Ähm, lecker? Mahlzeit!

Vegane Steaks aus dem 3D-Drucker? Kein Scherz, du hast richtig gelesen!

Das hat jetzt ein spanisches Start-Up erfunden und die Meinung darüber spaltet das Netz. Für das Gericht werden Proteine aus verschiedenen Pflanzen verwendet, die in Sachen Nährgehalt und Struktur dem Original-Steak ähnlich sind. Diese rote Paste, die aus Reis, Erbsen und Seegras besteht, wird dann in den 3D-Drucker gegeben. Eine halbe Stunde später ist das Steak dann fertig „gedruckt“. Dieses soll sich wie echtes Rind- oder Hühnerfleisch zubereiten lassen und auch eine ähnlich faserige Konsistenz aufweisen. Das 3D-Steak kostet dich dann drei Euro. Die Entwickler sind der Meinung, dass das die Zukunft sein wird.

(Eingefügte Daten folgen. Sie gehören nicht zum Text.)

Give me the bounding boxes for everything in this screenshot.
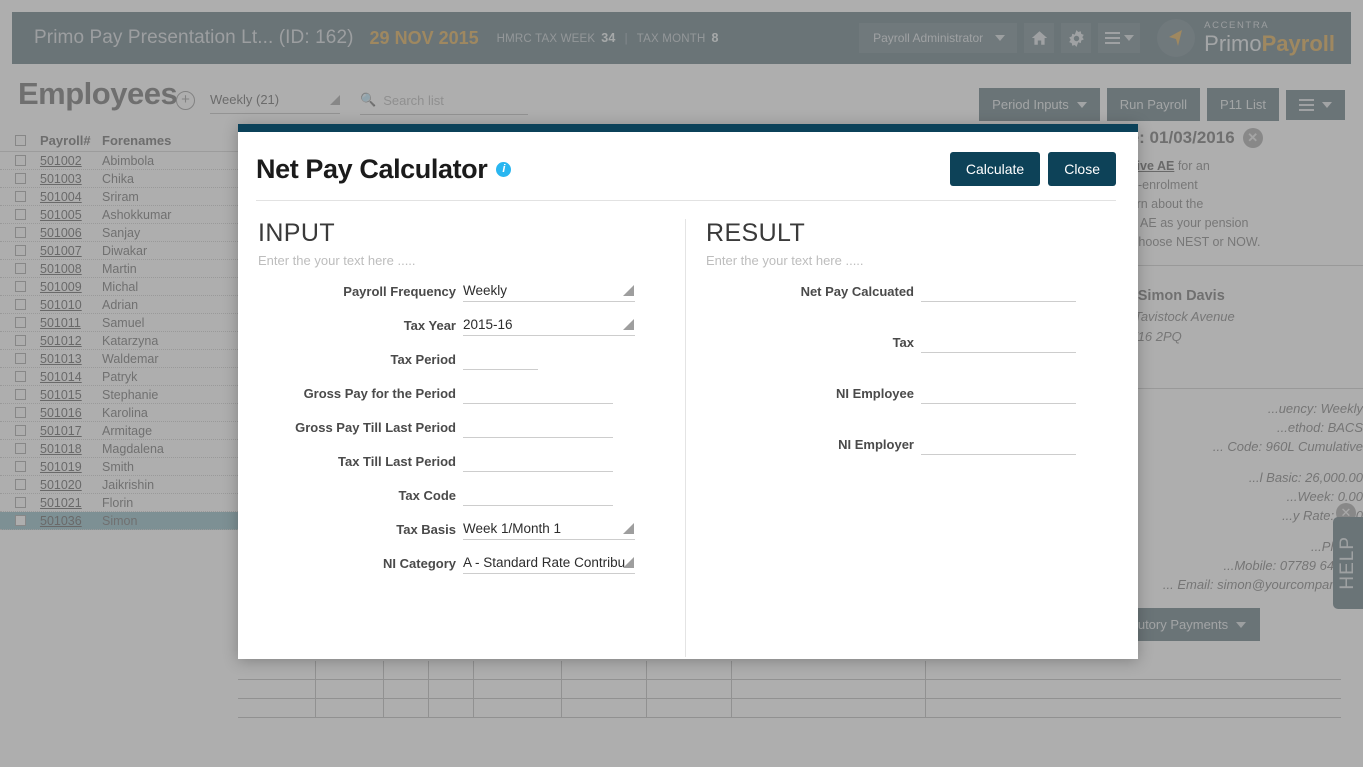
input-field-1: Tax Year 2015-16 <box>258 315 661 336</box>
result-field-0: Net Pay Calcuated <box>706 281 1114 302</box>
input-field-3: Gross Pay for the Period <box>258 383 661 404</box>
field-label: Tax Code <box>398 488 456 503</box>
field-label: Tax <box>892 335 914 350</box>
chevron-down-icon <box>623 285 634 296</box>
field-output <box>921 332 1076 353</box>
app-root: Primo Pay Presentation Lt... (ID: 162) 2… <box>0 0 1363 767</box>
field-select[interactable]: 2015-16 <box>463 315 635 336</box>
field-select[interactable]: Week 1/Month 1 <box>463 519 635 540</box>
field-value: A - Standard Rate Contribu <box>463 555 626 570</box>
result-field-3: NI Employer <box>706 434 1114 455</box>
dialog-body: INPUT Enter the your text here ..... Pay… <box>238 201 1138 657</box>
field-input[interactable] <box>463 451 613 472</box>
input-field-5: Tax Till Last Period <box>258 451 661 472</box>
input-field-2: Tax Period <box>258 349 661 370</box>
result-panel: RESULT Enter the your text here ..... Ne… <box>685 219 1138 657</box>
field-label: Tax Basis <box>396 522 456 537</box>
field-label: Net Pay Calcuated <box>800 284 914 299</box>
net-pay-calculator-dialog: Net Pay Calculator i Calculate Close INP… <box>238 124 1138 659</box>
field-output <box>921 383 1076 404</box>
chevron-down-icon <box>623 319 634 330</box>
result-field-2: NI Employee <box>706 383 1114 404</box>
field-label: NI Employee <box>835 386 914 401</box>
input-subheading: Enter the your text here ..... <box>258 253 416 268</box>
calculate-button[interactable]: Calculate <box>949 152 1041 186</box>
field-value: Weekly <box>463 283 508 298</box>
result-subheading: Enter the your text here ..... <box>706 253 864 268</box>
chevron-down-icon <box>623 557 634 568</box>
input-field-4: Gross Pay Till Last Period <box>258 417 661 438</box>
field-label: Payroll Frequency <box>343 284 456 299</box>
chevron-down-icon <box>623 523 634 534</box>
field-input[interactable] <box>463 383 613 404</box>
field-label: Tax Year <box>403 318 456 333</box>
field-select[interactable]: A - Standard Rate Contribu <box>463 553 635 574</box>
dialog-title: Net Pay Calculator <box>256 153 488 184</box>
field-input[interactable] <box>463 417 613 438</box>
result-field-list: Net Pay Calcuated Tax NI Employee NI Employ… <box>706 281 1114 455</box>
input-field-7: Tax Basis Week 1/Month 1 <box>258 519 661 540</box>
input-field-8: NI Category A - Standard Rate Contribu <box>258 553 661 574</box>
result-field-1: Tax <box>706 332 1114 353</box>
field-output <box>921 281 1076 302</box>
field-label: Tax Period <box>390 352 456 367</box>
field-label: NI Category <box>383 556 456 571</box>
field-value: Week 1/Month 1 <box>463 521 562 536</box>
input-field-6: Tax Code <box>258 485 661 506</box>
field-output <box>921 434 1076 455</box>
input-panel: INPUT Enter the your text here ..... Pay… <box>238 219 685 657</box>
field-label: Tax Till Last Period <box>338 454 456 469</box>
field-label: Gross Pay for the Period <box>303 386 456 401</box>
info-icon[interactable]: i <box>496 161 512 177</box>
input-field-0: Payroll Frequency Weekly <box>258 281 661 302</box>
dialog-header: Net Pay Calculator i Calculate Close <box>238 132 1138 192</box>
field-input[interactable] <box>463 485 613 506</box>
input-field-list: Payroll Frequency Weekly Tax Year 2015-16 Ta… <box>258 281 661 574</box>
field-label: NI Employer <box>838 437 914 452</box>
close-button[interactable]: Close <box>1048 152 1116 186</box>
field-input[interactable] <box>463 349 538 370</box>
field-value: 2015-16 <box>463 317 513 332</box>
dialog-actions: Calculate Close <box>949 152 1116 186</box>
input-heading: INPUT <box>258 219 335 247</box>
result-heading: RESULT <box>706 219 806 247</box>
field-select[interactable]: Weekly <box>463 281 635 302</box>
field-label: Gross Pay Till Last Period <box>295 420 456 435</box>
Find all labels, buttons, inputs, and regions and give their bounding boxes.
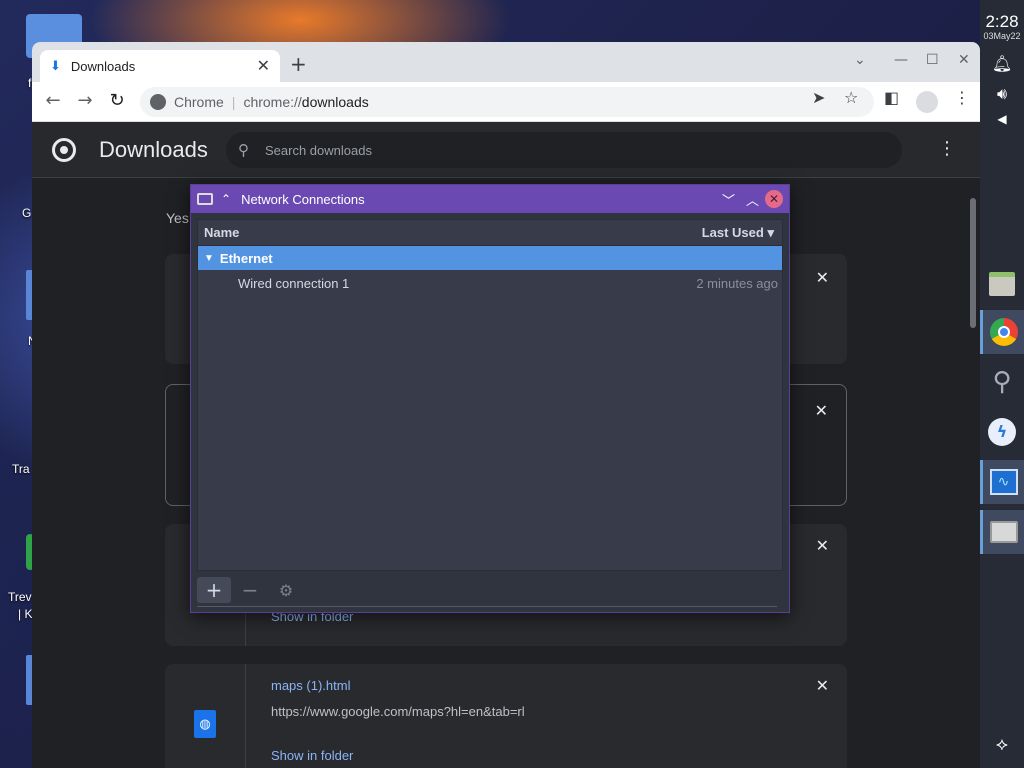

Noch ist der Herstellungsprozess extrem aufwendig. Die "Kochzeit" soll verkürzt werden, denn die Erzeugung eines 100-Gramm-Steaks dauert momentan fast eine halbe Stunde. Das Pseudofleisch soll aber leicht zu verpacken und auch gut zu transportieren sein.

Wie kommen die Forscher überhaupt auf diese Idee? Sie sind der Meinung, dass die Züchtung von großen Rinderherden für die Fleischproduktion gestoppt gehört. Vegane Ernährung sei insbesondere im Hinblick auf den Klimawandel eine bessere Lösung.

Was sagst du dazu? Würdest du das Steak essen?